How the Yankees found their savior

May 13th, 2019

For now, it looks like a tweet that should have been heard ‘round the world -- or at least the world of Yankees fans, considering that it involves the best player they’ve got right now. But it wasn’t at the time. The Yankees were on their way to 100 wins and they were still chasing the Red Sox hard last August, so hardly anybody noted or long remember the news we got that day on Twitter from @BlueJaysPR:

“Minor league trade: has been sent to the Yankees for cash considerations.”

That was that.

We have paid plenty of attention to everything that Yankees general manager Brian Cashman has done over the past few years -- reimagining his team on the fly, rebuilding his farm system and somehow doing that while the Red Sox began to spend the kind of money on baseball players that the Yankees used to. Cashman traded for Giancarlo Stanton and exciting kids like Gleyber Torres and Clint Frazier, and he even found a shortstop to replace the sainted Captain Jeter in Didi Gregorius. Cashman assembled a monster bullpen, full of big arms. And the Yanks took a big run at the Red Sox last season.

So nobody paid much attention to Urshela -- now 27, out of Cartagena, Colombia -- who, in a season when the Yankees tried to line up guys on the injured list the way they line up Old Timers on Old Timers’ Day at Yankee Stadium, has turned out to be more important and indispensable than anybody they have. Even the guy who knows everything on “Jeopardy” couldn’t have seen this coming.
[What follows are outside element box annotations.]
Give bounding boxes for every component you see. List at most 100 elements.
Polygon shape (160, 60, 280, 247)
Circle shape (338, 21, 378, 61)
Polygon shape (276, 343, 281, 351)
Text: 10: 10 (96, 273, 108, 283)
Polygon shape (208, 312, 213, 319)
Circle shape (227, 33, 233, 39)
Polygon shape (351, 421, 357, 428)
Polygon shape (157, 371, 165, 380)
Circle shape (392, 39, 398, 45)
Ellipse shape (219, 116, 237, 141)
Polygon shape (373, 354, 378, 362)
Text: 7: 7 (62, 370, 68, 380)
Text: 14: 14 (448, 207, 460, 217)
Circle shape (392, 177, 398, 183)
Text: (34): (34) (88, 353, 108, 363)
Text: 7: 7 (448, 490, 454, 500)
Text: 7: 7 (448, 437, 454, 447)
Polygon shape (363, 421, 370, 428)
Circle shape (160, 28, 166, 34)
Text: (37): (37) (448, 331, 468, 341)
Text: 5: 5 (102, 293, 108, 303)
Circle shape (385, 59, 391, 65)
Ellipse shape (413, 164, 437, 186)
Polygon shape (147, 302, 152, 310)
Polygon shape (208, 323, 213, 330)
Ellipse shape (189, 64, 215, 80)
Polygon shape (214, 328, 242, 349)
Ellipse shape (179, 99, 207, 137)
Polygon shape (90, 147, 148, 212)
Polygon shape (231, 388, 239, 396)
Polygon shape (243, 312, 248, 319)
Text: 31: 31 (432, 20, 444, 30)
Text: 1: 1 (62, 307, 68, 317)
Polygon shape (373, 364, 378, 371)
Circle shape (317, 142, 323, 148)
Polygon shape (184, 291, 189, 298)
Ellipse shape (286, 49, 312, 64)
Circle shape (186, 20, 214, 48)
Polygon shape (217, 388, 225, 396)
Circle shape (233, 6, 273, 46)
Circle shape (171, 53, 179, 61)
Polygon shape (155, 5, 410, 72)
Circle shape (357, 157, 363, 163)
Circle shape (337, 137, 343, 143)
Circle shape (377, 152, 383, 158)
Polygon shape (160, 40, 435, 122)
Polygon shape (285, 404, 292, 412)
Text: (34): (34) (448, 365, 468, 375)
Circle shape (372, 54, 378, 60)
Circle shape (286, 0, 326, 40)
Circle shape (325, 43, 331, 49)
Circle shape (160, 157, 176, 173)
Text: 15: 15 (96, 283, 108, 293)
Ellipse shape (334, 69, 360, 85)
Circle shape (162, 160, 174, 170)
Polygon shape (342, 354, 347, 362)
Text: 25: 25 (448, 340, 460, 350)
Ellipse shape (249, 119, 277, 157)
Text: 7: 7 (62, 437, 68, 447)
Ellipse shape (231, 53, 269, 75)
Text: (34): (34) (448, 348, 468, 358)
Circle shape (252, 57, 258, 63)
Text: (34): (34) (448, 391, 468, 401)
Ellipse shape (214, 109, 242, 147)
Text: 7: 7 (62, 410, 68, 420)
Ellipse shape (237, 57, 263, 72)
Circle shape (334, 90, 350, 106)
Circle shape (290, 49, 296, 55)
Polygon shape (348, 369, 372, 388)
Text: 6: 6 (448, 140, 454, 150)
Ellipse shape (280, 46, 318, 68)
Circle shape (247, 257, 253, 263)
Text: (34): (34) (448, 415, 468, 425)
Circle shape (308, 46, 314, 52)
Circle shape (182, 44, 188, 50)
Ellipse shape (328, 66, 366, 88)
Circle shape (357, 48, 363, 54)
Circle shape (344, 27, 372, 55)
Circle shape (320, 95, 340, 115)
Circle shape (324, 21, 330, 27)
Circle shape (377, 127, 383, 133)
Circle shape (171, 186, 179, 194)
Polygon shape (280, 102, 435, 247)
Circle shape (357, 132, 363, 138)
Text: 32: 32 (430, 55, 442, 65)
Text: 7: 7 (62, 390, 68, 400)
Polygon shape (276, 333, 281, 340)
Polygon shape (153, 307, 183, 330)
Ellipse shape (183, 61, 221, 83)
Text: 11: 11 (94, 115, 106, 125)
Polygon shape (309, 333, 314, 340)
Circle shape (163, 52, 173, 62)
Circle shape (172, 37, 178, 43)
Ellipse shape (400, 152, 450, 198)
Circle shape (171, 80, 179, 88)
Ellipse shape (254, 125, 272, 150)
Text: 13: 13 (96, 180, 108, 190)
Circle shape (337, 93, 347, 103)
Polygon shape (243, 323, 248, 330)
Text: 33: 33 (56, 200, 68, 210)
Urshela became the third baseman on the Yankees after another exciting kid, Miguel Andujar, got hurt. And through Sunday’s game in St. Petersburg, as the Yankees were winning their series from the Rays and nearly getting into first place, Urshela was hitting .341 with two homers and 15 RBIs. He got another two RBIs on Sunday. Of course he did.

Last year, before the Yankees got him out of Toronto, Urshela had played 19 games for the Blue Jays and hit .233 with one home run and three RBIs. From small things, big things sometimes come. Not only has Urshela hit for the Yankees, he has gotten important hits in important moments and there really is no telling where the Yankees might be without him. No one thought he would matter this much when the Yankees left Spring Training. But then, no one knew that the Yankees would end up, at various times, with 16 players on the IL.

There have been other unlikely heroes in the American League so far. Michael Chavis, who had five RBIs for the Red Sox on Sunday as they were sweeping the Mariners and has injected life and pop into Boston’s batting order when it badly needed it, comes right to mind. But there has been no more unlikely hero in baseball so far than Urshela for the Yankees.

And understand: It’s not as if he just fell into Cashman’s lap. The GM had first tried to get him away from the Indians when the Indians had him. Could not. Liked his defense. “Elite defense” is the way Cashman talks about it these days. He finally got his chance last summer, and he got him away from the Blue Jays. But even after the season, Urshela didn’t make it onto the Yankees 40-man roster. He was still a Yankee, though. He went to Spring Training. And the elite defender began to open people’s eyes with the way he was hitting now.

Here is something Yankees manager Aaron Boone, once an unlikely pinstriped hero himself -- Game 7 against the Red Sox in the 2003 American League Championship Series, bottom of the 11th, off Tim Wakefield, one of the most famous October home runs ever hit at the old Yankee Stadium -- said about Urshela the other day:

“I remember in Spring Training just watching and thinking, I felt there was more in there with the bat.”

It turned out there was a whole lot more. Andujar got hurt. Urshela went to third base, and he started to hit (his batting average is currently the highest in the AL for players with at least 100 at-bats), and he hasn’t stopped. When Andujar came off the IL, Boone had to be as diplomatic as a candidate as he explained how lucky he was that he could DH Andujar, one of the star Baby Bombers of last season, and keep Urshela at third base.

Boone: “[How to use Urshela and Andujar] will continue to evolve. It’ll be fluid.”

So many of Cashman’s moves, really since the Trade Deadline in 2016, have set the Yankees up for the future. But of all of them, the deal for Urshela is the one that matters the most right now, because the only season that really matters to Yankee fans, especially after watching the Red Sox clinch the AL East at Yankee Stadium last year and then do the same in their AL Division Series against the Yankees, is the one their wounded team is playing right now.

The Yankees shouldn’t be as close to first place as they are after all the injuries they’ve had, to Stanton and Aaron Judge and Aaron Hicks and Luis Severino and Dellin Betances and everybody else. There have been other guys who have hit. But their best hitter and their biggest star has been Urshela, who grew up worshipping a soccer star, Cristiano Ronaldo, as a kid in Colombia, and dreaming of being one himself. Now he’s a baseball star in the spring of 2019 at Yankee Stadium. Obviously his manager recognizes an unlikely star like this when he sees one. Takes one to know one.